Levantó la lona unos centímetros y vio un macadán gris erosionado que desfilaba por detrás de ellos, mientras los camiones corrían por una carretera a velocidades que no habían alcanzado en Yemen.

Estaba oscureciendo de nuevo después de veinte horas de travesía en el barco. Joe veía terreno desértico por todas partes. Parecía que hubiera regresado a Yemen.

—¿No habíamos dejado todo esto atrás? —murmuró.

Por supuesto, había diferencias, principalmente la carretera pavimentada. Se veía más vegetación y algún que otro indicador. En los desiertos de Yemen no había ninguno. Cuando pasaban zumbando ante los indicadores, Joe trataba de leerlos, pero solo podía ver la parte de atrás de los que estaban en su lado de la carretera, y los que informaban a los conductores que iban en el sentido contrario solo se iluminaban con las luces traseras del gran remolque. El tenue fulgor rojo brillaba tan poco que Joe no podía ver gran cosa antes de que el indicador quedara fuera de su campo de visión.

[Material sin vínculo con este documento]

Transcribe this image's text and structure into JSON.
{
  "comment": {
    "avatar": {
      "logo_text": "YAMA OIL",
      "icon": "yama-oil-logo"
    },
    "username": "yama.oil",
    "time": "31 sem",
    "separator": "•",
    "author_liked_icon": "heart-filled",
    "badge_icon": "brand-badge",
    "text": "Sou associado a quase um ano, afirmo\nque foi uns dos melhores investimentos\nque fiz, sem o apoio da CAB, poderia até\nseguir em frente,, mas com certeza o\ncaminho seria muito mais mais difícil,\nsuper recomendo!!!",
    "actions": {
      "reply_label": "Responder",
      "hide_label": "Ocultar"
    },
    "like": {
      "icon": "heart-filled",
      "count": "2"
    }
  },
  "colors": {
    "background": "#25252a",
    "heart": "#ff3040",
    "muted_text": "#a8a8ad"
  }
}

Lo único que distinguía eran las letras. Estaban hechas con la caligrafía sinuosa del árabe y también con las letras mayúsculas del inglés, cuya simple presencia indicaba que estaba mucho más cerca de la civilización de lo que lo había estado en días.

Mientras Joe esperaba a que pasaran al lado de más señales, llegó la oscuridad de la noche y el paisaje se volvió monótono. Lo único que cambiaba era el aroma. Joe empezó a percibir olor a polvo, a humedad y a desierto mojado por la lluvia. Le recordaba Santa Fe, donde se había criado, cuando terminaba la estación seca. Al mirar arriba, reparó en que el cielo era un telón negro sin estrellas.

Instantes más tarde, la lluvia empezó a salpicar el camión y la carretera a su alrededor. Joe oyó un trueno a lo lejos. Mientras los vehículos seguían avanzando, la lluvia se intensificó, y el aire se enfrió y se humedeció. Para sorpresa de Joe, no fue un chaparrón sino un diluvio que siguió cayendo mientras el convoy recorría kilómetros. Pronto la lona que tenía encima estaba empapada y chorreando.

—Lluvia en el desierto —susurró Joe para sí—. Me pregunto si eso es bueno o malo.

Mientras el agua caía, se cruzaron con otro grupo de señales. Quiso la suerte que un coche pasara en el sentido contrario casi en el mismo instante. Sus luces largas atravesaron la lluvia e iluminaron un indicador en el lado opuesto de la carretera el tiempo suficiente para que Joe lo leyera.

El deteriorado letrero azul estaba desgastado por la arena y torcido, pero las palabras se veían con bastante claridad.

—Marsa Alam —dijo Joe en voz alta leyendo el indicador—. Cincuenta kilómetros.

Conocía la situación del lugar; se trataba de un puerto egipcio en el mar Rojo. Se hallaba detrás de ellos. Debía de ser donde el transbordador había atracado y los camiones habían desembarcado. Eso significaba que habían recorrido tres cuartas partes del camino de El Cairo a la frontera sudanesa y que se hallaban a solo un par de horas de Lúxor.

—Estoy en Egipto —susurró Joe, y rápidamente comprendió lo que eso significaba—. Estos tíos van a la presa de Asuán.